TRPA inching toward a workable Regional Plan

By Kathryn Reed

KINGS BEACH – More time was spent discussing who should be on the Regional Plan Update Committee than where the plan is.

Considering the Tahoe Regional Planning Agency’s document dictates what the five counties and one city, along with other landowners can do in the Lake Tahoe Basin and the fact the document was due in 2007, the sense of priorities seemed skewed at Wednesday’s meeting.

What was resolved after everyone seemed to have his or her turn to talk (Governing Board member Nancy McDermid was absent) is the committee would grow by one. South Lake Tahoe’s rep Claire Fortier is now on the Regional Plan Update Committee.

Arlo Stockham on Oct. 26 gives the TRPA Governing Board an update on the Regional Plan. Photo/Kathryn Reed

Arlo Stockham on Oct. 26 gives the TRPA Governing Board an update on the Regional Plan. Photo/Kathryn Reed

While the staff report listed when the twice monthly committee meetings will be, committee Chairman Clem Shute made it clear they are likely to change so to not put them down in ink. The meetings will be on TRPA’s website and they are open to the public.  The next one is Nov. 2 when the committee will likely take action on what staff brought to the board Wednesday – which was for discussion purposes only.

Arlo Stockham, who was brought in last month to breath life into the Regional Plan Update that everyone says will be ready for a vote in December 2012, went over the basics of where things are.

“We need to get out of detailed design issues. We need to spend our limited resources on environmental gain,” Stockham said.

Board member Byron Sher called the removal of all reference to transect zoning “a bombshell”. His colleague Tim Cashman was a bit miffed as well, saying, “I’m a fan of transect.”

To this Stockham said, “It’s a term no one understands. We don’t plan to mandate transect.”

Jennifer Merchant, who works in Placer County’s Tahoe office, voiced her frustration with transect going away because she said her staff has jumped through hoops to accommodate TRPA for years, with about $700,000 spent on developing a plan and transect is the path they were told to pursue.

Shute is concerned about the county going through the process without a Regional Plan Update. Stockham said it would not be a problem.

It turned out to be a big problem for South Lake Tahoe. The League to Save Lake Tahoe is suing the city because its General Plan does not conform to the current TRPA Regional Plan.

Although the word transect is out, it isn’t gone in theory. The plan is to promote smart growth, mixed use vibrant centers. Essentially it’s transect without calling it that. It also allows for more flexibility.

Flexible – that’s the word TRPA is trying to embrace and be associated with.

The talk is local jurisdictions will have a greater say in what is built or rebuilt in their communities. Of course, it still must fit into whatever big picture the Governing Board approves so it won’t ever be a free for all.

Local plans would be adopted to conform to the TPRA Regional Plan.

While the goals are to remove redundancy, increase delegation to local government and create one-stop shops, the details are far from in place.

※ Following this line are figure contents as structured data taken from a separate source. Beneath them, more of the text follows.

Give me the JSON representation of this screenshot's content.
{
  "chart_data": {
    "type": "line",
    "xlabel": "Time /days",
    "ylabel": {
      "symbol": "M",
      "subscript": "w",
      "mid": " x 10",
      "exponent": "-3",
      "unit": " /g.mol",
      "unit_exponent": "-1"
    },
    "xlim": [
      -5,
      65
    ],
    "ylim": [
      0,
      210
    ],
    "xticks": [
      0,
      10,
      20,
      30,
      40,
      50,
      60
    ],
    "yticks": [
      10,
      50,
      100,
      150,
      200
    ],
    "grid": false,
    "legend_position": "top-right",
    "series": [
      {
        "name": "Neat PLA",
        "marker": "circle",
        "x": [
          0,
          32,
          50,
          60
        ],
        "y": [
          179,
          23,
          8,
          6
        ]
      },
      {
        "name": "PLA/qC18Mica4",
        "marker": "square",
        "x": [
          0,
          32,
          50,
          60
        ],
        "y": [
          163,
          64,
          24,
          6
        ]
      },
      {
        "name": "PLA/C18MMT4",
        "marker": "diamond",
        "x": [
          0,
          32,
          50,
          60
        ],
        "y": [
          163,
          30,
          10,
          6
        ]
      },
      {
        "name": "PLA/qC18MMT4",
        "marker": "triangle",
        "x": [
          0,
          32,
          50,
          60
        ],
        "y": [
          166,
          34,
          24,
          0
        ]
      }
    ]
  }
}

Enforcement is an issue that needs to be addressed.

Already on the books are more than 175 descriptions of land use for each plan area. Ideally, much of that will go away.

Land use classifications will go from five to seven, with wilderness and backcountry being added. Commercial/public service will be called mixed-use. The other existing categories are conservation, recreation, residential and tourist.

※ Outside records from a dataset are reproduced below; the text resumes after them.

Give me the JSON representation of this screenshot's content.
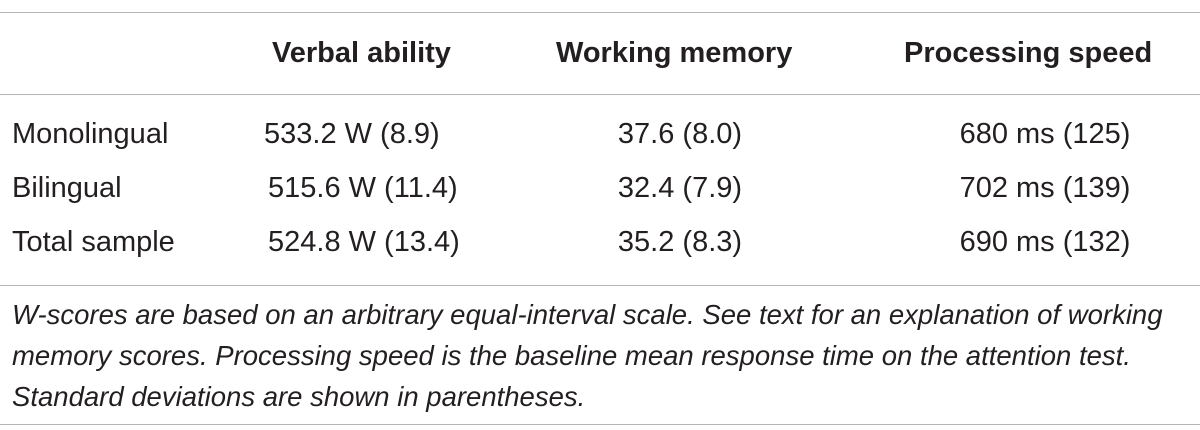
{
  "table": {
    "headers": [
      "",
      "Verbal ability",
      "Working memory",
      "Processing speed"
    ],
    "rows": [
      {
        "label": "Monolingual",
        "verbal": "533.2 W (8.9)",
        "memory": "37.6 (8.0)",
        "speed": "680 ms (125)"
      },
      {
        "label": "Bilingual",
        "verbal": "515.6 W (11.4)",
        "memory": "32.4 (7.9)",
        "speed": "702 ms (139)"
      },
      {
        "label": "Total sample",
        "verbal": "524.8 W (13.4)",
        "memory": "35.2 (8.3)",
        "speed": "690 ms (132)"
      }
    ],
    "footnote": "W-scores are based on an arbitrary equal-interval scale. See text for an explanation of working memory scores. Processing speed is the baseline mean response time on the attention test. Standard deviations are shown in parentheses."
  }
}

While everyone seems to have a hand in the Regional Plan Update, simultaneously the environmental documents are being prepared. The goal is the draft EIS will be out in March.

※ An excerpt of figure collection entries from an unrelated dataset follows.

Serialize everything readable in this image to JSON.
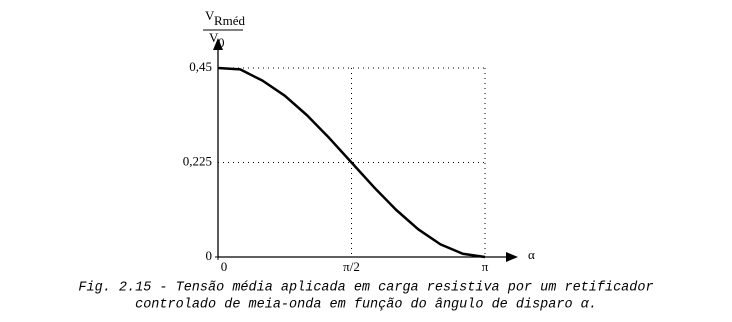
{
  "chart_data": {
    "type": "line",
    "y_label": {
      "numerator": "V",
      "numerator_sub": "Rméd",
      "denominator": "V",
      "denominator_sub": "0"
    },
    "x_label": "α",
    "caption": [
      "Fig. 2.15 - Tensão média aplicada em carga resistiva por um retificador",
      "controlado de meia-onda em função do ângulo de disparo α."
    ],
    "x": [
      0,
      0.2618,
      0.5236,
      0.7854,
      1.0472,
      1.309,
      1.5708,
      1.8326,
      2.0944,
      2.3562,
      2.618,
      2.8798,
      3.1416
    ],
    "values": [
      0.45,
      0.4467,
      0.4199,
      0.3841,
      0.3375,
      0.2832,
      0.225,
      0.1668,
      0.1125,
      0.0659,
      0.0301,
      0.0077,
      0
    ],
    "color": "#000000",
    "xlim": [
      0,
      3.1416
    ],
    "ylim": [
      0,
      0.45
    ],
    "xticks": [
      0,
      {
        "value": 1.5708,
        "label": "π/2"
      },
      {
        "value": 3.1416,
        "label": "π"
      }
    ],
    "yticks": [
      0,
      {
        "value": 0.225,
        "label": "0,225"
      },
      {
        "value": 0.45,
        "label": "0,45"
      }
    ],
    "grid": true
  }
}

Executive Director Joanne Marchetta said it is possible to study the five alternatives while the update is under way because it’s been set up to look at the “broadest range of possibilities so we analyze the full range of impacts.”

Also on Wednesday was a workshop with the Governing Board and Advisory Planning Commission to go over the Code of Ordinances. It will be before the Governing Board for adoption in November.

The goal is to make it less cumbersome – so someone might understand it without hiring an attorney. With people understanding what to do, it might mean the consulting business in the basin will be less robust.

But it is not designed to eliminate the need for each property to have a $1,000 site analysis done to document coverage and other TRPA-isms. It’s the requirement of those types of regulations that make deck extensions so expensive and why there are so many illegal ones.

Then there are board members like Sher, who has never lived in the basin, who wants to force homeowners to do their BMPs before they can sell their property. That is a possibility in one of the alternatives being studied.

In other action:

• The board accepted the $35,000 settlement agreement with Tamara Fritz who extended her West Shore pier without a permit and installed a boat lift on the property. She will also have to clean up the vacant lot next door.

• The board resumes its meeting Thursday at 9:30am at Stateline, with the South Tahoe Greenway bike trail on the agenda along with tourist accommodation units at the Nugget.